Tuesday, August 23, 2005

Islam And The Iraqi Constitution

Bill Roggio at the Fourth Rail has some encouraging interpretation of the text of the proposed Iraqi constitution. (Hat tip: Instapundit) The most encouraging section reads as follows:
Article Seven denounces terrorism and vows to fight it. Chapter Six, Article 151 grants the women one-quarter of the seats on the assembly. Article 36 grants “Freedom of expression by all means” and “Freedom of the press, printing, advertising and publishing.” Article 39 states “Iraqis are free to abide in their personal lives according to their religion, sects, beliefs or choice.” The rights of various ethnic groups are protected throughout the document. These are not the guarantees of an Islamist state such as that of the Taliban or Iran.
In light of concerns about women's rights in Iraq that I detailed in a previous post here, I find the provision granting women one-quarter of the assembly seats particularly good news.

I'm no expert in how Iraqi politics or law will work, but there are some areas that seem generic enough to cause problems.
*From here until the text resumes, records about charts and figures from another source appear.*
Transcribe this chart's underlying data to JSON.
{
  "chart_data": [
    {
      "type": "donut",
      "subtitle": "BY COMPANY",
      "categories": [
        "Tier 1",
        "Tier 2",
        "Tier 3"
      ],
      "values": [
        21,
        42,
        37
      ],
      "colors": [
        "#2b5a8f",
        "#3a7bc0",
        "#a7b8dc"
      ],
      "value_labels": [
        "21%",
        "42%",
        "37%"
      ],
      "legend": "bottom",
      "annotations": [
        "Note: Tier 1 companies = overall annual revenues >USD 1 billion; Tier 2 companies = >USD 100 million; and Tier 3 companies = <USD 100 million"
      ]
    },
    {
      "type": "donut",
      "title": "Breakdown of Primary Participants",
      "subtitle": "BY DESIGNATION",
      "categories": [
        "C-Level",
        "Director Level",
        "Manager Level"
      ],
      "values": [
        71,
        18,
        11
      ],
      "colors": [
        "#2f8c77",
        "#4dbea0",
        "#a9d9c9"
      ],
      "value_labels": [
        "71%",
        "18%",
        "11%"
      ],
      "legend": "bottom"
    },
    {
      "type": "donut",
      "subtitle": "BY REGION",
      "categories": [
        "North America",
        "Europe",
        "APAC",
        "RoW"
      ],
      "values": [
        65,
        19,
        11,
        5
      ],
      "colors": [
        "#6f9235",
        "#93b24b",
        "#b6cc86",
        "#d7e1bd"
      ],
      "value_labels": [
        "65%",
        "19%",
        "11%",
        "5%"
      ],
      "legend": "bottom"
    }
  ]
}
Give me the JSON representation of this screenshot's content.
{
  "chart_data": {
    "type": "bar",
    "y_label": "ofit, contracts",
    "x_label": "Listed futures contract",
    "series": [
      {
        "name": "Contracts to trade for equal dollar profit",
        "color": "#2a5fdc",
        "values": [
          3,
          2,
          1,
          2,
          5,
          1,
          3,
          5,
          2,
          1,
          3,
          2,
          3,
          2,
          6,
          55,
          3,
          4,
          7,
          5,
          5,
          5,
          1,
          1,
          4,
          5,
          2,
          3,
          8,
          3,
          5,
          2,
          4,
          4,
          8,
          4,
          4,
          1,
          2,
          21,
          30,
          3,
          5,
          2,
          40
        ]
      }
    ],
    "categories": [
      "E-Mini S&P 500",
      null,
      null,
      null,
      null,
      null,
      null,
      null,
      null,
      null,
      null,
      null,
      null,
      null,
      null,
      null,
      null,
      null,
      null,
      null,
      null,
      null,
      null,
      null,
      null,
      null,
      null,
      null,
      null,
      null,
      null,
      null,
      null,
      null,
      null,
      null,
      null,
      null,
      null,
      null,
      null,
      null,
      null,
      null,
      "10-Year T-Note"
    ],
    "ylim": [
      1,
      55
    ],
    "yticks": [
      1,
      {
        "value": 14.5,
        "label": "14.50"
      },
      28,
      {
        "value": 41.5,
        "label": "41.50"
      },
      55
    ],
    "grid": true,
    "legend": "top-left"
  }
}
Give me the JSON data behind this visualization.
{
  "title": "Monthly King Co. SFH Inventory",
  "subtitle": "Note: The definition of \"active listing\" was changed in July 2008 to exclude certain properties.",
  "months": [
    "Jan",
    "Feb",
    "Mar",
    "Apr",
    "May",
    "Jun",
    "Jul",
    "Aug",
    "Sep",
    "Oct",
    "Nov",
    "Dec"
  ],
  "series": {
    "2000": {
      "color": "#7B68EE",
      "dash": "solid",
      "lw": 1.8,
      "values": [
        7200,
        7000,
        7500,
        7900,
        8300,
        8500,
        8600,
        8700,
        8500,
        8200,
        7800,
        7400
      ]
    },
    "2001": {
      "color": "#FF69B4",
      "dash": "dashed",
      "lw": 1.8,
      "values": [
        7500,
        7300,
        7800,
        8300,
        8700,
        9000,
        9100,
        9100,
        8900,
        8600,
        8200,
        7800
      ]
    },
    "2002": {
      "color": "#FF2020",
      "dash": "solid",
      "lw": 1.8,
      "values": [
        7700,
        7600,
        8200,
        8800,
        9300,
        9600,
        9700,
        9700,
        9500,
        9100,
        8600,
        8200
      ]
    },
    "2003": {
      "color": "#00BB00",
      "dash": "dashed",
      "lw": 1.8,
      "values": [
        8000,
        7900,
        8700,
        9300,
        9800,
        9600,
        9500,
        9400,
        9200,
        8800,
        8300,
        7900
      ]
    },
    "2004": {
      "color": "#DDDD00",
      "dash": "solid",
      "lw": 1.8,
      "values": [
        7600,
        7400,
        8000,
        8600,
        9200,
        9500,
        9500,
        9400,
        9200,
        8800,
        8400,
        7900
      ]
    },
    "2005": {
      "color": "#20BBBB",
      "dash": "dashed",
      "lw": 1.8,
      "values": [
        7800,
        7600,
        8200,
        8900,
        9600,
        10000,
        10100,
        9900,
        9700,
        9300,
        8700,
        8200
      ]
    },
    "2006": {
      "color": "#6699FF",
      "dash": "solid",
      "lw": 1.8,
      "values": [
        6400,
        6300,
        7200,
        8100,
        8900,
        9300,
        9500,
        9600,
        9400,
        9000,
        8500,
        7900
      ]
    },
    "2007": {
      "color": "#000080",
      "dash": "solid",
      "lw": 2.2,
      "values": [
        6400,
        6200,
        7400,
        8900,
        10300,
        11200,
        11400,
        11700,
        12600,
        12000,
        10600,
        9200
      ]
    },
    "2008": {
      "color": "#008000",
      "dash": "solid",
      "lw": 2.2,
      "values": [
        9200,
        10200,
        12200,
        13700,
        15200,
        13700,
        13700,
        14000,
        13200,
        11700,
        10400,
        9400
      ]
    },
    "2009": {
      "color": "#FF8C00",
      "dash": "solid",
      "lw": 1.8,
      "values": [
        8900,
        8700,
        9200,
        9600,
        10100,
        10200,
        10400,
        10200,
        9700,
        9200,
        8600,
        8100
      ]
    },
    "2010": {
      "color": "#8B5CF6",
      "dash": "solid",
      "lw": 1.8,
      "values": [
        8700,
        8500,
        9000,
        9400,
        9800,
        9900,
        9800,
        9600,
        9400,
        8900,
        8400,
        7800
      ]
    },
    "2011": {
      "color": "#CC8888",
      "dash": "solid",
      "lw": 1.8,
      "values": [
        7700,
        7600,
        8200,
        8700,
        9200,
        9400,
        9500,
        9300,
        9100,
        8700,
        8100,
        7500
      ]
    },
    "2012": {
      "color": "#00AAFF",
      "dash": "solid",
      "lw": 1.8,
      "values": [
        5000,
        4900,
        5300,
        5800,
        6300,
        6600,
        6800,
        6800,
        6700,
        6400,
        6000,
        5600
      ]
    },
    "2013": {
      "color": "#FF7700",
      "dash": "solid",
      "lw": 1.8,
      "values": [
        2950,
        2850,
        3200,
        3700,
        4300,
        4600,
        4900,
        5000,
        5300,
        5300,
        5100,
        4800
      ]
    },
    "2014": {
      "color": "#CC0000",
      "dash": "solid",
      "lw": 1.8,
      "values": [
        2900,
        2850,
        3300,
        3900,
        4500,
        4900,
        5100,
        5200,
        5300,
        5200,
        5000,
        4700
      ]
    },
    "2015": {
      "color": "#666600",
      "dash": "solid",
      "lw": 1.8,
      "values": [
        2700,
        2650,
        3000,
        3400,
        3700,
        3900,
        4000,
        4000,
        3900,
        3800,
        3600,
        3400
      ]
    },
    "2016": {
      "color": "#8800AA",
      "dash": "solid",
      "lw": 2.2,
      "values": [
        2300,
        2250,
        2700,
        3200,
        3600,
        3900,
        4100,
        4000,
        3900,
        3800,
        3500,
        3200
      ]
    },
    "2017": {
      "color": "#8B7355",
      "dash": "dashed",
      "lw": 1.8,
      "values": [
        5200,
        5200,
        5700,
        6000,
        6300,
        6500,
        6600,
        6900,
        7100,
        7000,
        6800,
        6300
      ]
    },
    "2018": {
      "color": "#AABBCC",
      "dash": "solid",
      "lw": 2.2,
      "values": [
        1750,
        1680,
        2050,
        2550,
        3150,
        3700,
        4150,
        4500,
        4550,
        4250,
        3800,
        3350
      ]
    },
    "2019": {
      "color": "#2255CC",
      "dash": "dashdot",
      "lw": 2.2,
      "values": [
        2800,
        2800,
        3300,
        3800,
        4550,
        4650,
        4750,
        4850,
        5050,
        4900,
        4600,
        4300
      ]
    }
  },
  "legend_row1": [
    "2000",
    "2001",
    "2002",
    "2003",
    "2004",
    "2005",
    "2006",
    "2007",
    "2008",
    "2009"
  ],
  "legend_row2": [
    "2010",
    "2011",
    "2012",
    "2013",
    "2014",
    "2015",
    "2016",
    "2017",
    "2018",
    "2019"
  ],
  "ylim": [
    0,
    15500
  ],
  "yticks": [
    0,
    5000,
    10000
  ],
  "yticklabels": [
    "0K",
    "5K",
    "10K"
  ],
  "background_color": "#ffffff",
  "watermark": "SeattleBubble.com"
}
For example:
1. Islam is a main source for legislation.

* a. No law may contradict Islamic standards.

* b. No law may contradict democratic standards.

* c. No law may contradict the essential rights and freedoms mentioned in this constitution.
I would think there are some Islamic standards that would be at odds with democratic standards or essential rights and freedoms. However, the inclusion of (b) and (c) would suggest that an Islamic run state is not being created. Rich Lowry at the NRO had this to say about this section:
The Iraq draft appears to be similar. In addition to the broad bill of rights, our translation of the Islam provision states that ‘no law shall be enacted that contradicts [Islam’s] established provisions, the principles of democracy, [or] the rights and basic freedoms stipulated in this constitution.’ This is actually a better formulation than Afghanistan’s model.
Lowry also adds:
The same provision also protects ‘all the religious rights of all individuals in the freedom of belief and religious practice’ – a provision consistent with international standards and identical to the widely praised Transitional Administrative Law (TAL), the interim constitution signed by the Iraq Interim Governing Council in 2004.

In addition, Islam is declared to be ‘a’ – not ‘the’– source of legislation, a victory to secularists and roughly in line with the TAL formulation.
There's a wealth of additional reactions to the text of the Iraqi constitution; much of it seems positive. I'll remain cautiously optimistic.